Name: David Peterson
Sponsor: Terrence Sejnowski
Project Title: Learning perception/action hierarchies
Email address: dp@ucsd.edu

I received Bachelor's degrees in Electrical Engineering and Business Administration at the University of Colorado, Boulder.  In the process of getting my PhD in Computer Science at Colorado State University, I completed a program of coursework and research combining computer science, psychology, and neuroscience. In the first part of my postdoctoral training here at UCSD's INC, I have been using theoretical and experimental methods to investigate the role of dopamine in striatal synaptic plasticity and rewarded learning in humans.

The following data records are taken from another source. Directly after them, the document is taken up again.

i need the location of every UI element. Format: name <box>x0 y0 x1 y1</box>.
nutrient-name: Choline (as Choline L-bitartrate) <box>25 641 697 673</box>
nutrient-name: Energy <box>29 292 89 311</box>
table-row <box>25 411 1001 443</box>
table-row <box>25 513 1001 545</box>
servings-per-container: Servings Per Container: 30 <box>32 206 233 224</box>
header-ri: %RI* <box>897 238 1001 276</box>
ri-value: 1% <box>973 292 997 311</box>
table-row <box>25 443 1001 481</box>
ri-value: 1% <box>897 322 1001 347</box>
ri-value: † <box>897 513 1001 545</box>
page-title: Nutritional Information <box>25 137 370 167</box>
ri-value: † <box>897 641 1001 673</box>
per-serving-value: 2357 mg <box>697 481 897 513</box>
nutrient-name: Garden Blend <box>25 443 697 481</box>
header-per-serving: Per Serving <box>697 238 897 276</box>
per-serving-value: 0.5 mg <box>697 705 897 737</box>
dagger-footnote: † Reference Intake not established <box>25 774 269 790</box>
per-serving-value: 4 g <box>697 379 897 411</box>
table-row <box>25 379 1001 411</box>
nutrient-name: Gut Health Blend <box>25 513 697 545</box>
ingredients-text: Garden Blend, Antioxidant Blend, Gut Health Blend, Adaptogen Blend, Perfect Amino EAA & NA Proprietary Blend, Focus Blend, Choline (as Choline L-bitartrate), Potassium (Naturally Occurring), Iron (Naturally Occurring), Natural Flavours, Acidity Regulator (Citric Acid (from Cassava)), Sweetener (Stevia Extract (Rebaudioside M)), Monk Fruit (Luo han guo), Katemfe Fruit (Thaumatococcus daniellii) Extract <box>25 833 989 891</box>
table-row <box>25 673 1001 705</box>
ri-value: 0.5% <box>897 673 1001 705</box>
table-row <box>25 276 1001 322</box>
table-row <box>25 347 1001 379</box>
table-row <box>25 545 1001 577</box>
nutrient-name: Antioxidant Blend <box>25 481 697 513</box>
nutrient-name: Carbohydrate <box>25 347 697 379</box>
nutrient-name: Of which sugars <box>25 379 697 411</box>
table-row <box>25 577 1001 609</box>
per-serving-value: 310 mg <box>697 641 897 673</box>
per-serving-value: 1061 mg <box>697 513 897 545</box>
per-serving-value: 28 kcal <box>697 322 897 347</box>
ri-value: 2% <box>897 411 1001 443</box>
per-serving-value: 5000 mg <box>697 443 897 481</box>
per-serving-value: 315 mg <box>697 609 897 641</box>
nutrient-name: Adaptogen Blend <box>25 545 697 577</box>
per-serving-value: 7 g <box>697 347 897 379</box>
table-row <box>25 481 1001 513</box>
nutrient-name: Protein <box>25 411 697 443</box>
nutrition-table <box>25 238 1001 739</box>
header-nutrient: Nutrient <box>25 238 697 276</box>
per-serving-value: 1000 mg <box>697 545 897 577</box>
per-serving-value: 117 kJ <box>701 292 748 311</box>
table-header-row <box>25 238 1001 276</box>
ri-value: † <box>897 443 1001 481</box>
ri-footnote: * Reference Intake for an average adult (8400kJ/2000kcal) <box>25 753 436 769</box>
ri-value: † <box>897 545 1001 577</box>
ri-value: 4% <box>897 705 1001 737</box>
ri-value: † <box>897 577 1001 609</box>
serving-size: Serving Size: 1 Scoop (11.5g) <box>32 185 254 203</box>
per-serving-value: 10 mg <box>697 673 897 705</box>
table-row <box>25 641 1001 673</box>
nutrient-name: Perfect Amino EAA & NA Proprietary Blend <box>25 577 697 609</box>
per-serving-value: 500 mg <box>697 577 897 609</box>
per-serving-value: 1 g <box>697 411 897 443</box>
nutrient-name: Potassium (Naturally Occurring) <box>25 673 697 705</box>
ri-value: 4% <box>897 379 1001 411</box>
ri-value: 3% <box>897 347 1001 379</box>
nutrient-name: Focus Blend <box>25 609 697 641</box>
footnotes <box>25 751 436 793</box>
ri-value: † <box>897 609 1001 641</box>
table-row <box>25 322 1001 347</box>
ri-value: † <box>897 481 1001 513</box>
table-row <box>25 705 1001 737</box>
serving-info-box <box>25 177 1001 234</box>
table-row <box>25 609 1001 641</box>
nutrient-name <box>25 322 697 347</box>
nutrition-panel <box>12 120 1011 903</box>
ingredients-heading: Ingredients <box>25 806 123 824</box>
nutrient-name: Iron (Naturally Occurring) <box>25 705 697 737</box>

The goal of this project is to develop and test a biologically-realistic computational model of cortico-basal ganglia circuits that are implicated in learning perception/action hierarchies. It will instantiate learning dynamics by incorporating extant data about dopamine-mediated plasticity at corticostriatal synapses. I will use the model to simulate the influence of different striatal dopamine abnormalities found in Parkinson's disease and dystonia to generate hypotheses about those patients' abilities to learn perception/action hierarchies. I will test the hypotheses experimentally by measuring perception/action hierarchy formation using sequence learning experiments with patients and age-matched controls. After adapting the model based on the experimental results, I hope to thereafter use the model as a neurobiologically-mechanistic platform for developing future lines of basic and clinical research.

 


 

Name: Ned T Sahin
Sponsor: Eric Halgren
Project Title: Neural Circuits for Reading, Inflecting and Producing Words: Spatiotemporal Mapping with Human Intracranial Electrophysiology and fMRI
Email address: sahin@post.harvard.edu

Ned T. Sahin, PhD, completed his B.A. at Williams College (Biology;  Neuroscience), M.S. at MIT (Brain and Cognitive Sciences Dept.), and Ph.D. at Harvard (Psychology Dept. – Cognition, Brain and Behavior), and won the Richard J. Hernnstein prize for that year’s best dissertation across all Harvard departments.  During grad school he did research at Massachusetts General Hospital (Martinos Center) and learned fMRI and human intracranial electrophysiology (ICE); and then began a post-doctoral fellowship at UC San Diego in the Multi-Modal Imaging Lab.  He has used the ICE method, in which high-fidelity recordings are made directly from brain cells (in patients about to undergo surgery for epilepsy), to uncover temporal and physiological dynamics in the human language system (c.f. Sahin, et al, Science 326, 445-9 (2009)).  His more recent research has uncovered transient functional networks that connect distant brain centers via synchronized neural firing – in order to divvy up, process, then bind together the many types of information required to read and produce words and sentences.

The present INC-funded project aims to close a gap in language research. Language is uniquely human and central to human nature, and ICE uniquely allows the resolution to find the natural kinds of neural processing, however the neuroscience of language is almost never studied in its natural setting: conversation. Instead, most previous studies including my own involve single-word or short utterances, in oversimplified and odd contexts unlike natural discourse. It is like trying to understand the rules of baseball by watching a player warming up in a batting cage. The proposed project will apply the extreme resolution of ICE (in collaboration with Prof. Eric Halgren), and the classifying ability of modern machine-learning algorithms (in collaboration with Prof. Terry Sejnowski), to uncover dynamics of word production during natural, extemporaneous speech. Timing and evoked-potential dynamics are hypothesized to be very different in organic speech compared to many laboratory language experiments. If consistent signatures are identified for typical grammatical constructions, or even for individual words, the trained algorithms will be used on new brain data to “read backward” from the neural signal and reconstruct what the patient was saying at the time.